Memphis Police Chief Cerelyn Davis saw homicide numbers on the rise only months after taking office in 2021. She noted late night drivers were buzzing wildly downtown, and she had a plan to confront the problems in Memphis.

The city had been dealing with drag racing and stunt driving. On a Saturday night in late November, all four lanes of traffic were blocked on Interstate 240 when two drivers began doing doughnuts on the highway, with a number of onlookers recording the activity on their phones. Local officials used the incident as ammunition to call for more legal leeway to seize violators’ cars.

As Memphis’s first African American chief, she launched a new police unit named Scorpion — or Street Crimes Operation to Restore Peace in Our Neighborhoods — that would deploy some 40 officers as a strike team in some of the most volatile corners of the city.

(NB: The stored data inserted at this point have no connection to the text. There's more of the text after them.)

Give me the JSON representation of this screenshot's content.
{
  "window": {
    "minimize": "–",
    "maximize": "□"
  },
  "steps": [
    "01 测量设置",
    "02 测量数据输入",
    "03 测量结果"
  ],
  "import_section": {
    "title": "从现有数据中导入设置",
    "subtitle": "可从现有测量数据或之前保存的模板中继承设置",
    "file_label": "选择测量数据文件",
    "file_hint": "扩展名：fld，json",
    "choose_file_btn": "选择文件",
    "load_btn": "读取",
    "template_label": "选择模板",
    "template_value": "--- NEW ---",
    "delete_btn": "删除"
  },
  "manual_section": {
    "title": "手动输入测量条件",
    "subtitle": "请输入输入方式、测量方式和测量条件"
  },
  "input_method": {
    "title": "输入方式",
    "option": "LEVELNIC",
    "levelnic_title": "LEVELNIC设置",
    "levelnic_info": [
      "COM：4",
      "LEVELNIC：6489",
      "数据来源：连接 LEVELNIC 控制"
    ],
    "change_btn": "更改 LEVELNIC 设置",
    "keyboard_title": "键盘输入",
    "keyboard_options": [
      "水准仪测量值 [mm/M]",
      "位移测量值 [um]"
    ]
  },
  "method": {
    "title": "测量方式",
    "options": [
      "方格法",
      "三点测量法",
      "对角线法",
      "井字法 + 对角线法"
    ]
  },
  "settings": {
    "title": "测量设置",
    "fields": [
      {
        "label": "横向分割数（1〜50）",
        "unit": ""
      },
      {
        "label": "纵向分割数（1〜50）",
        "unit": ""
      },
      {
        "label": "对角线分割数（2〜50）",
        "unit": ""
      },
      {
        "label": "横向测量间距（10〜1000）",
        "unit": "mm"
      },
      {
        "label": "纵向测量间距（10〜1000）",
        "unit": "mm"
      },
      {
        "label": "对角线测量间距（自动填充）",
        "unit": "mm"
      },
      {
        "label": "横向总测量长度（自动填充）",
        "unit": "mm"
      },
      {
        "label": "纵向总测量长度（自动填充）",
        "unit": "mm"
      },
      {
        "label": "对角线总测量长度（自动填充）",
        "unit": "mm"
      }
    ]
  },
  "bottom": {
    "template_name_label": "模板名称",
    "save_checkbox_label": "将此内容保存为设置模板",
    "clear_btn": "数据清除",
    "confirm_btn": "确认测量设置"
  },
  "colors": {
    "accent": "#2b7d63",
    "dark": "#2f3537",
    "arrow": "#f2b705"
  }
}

Chief Davis described the reckless driving as the worst she had seen in her career and expressed fear about being on the roadways herself.

For reckless drivers, she told her team, officers were to focus less on writing tickets and more on an all-out strategy of seizing cars from the most dangerous drivers. Violent offenders needed to be targeted with new urgency. 

It didn’t take long for the community to notice the heavy-handed policing in response to relatively minor offenses.

One protester at a demonstration on Sunday said that he had been stopped by the Scorpion unit in the past, including once when he said he was “roughed up” by officers on the unit.

Casio Montez said he wasn’t frightened by the experience, but knew it was unjustified, and noted that the Scorpion unit officers “only escalate the situation.”

“They get out on a situation that is probably a Level 3, but they get out of the car like it’s a Level 10,” Montez said.

Another activist named Hunter Dempster said the unit’s main mission had appeared to be conducting mass pullovers in poor neighborhoods that are home to many people of color.

He described the officers in the unit as “violent” bullies and said many residents had also questioned why the unit often used unmarked vehicles, “regular cars that you would never think were police.”

Dempster said people were prepared for trouble whenever a Scorpion unit conducted a traffic stop.

The police said they stopped Mr. Nichols on the night of Jan. 7 on suspicion of reckless driving, though Chief Davis later told NBC News that the department had been unable to find evidence for why he had been stopped.

The city announced the unit was disbanded on Saturday.

New York Times

Additional Updates:

A sixth police officer has been relieved of his duties, Officer Preston Hemphill. His role in the attack was not disclosed.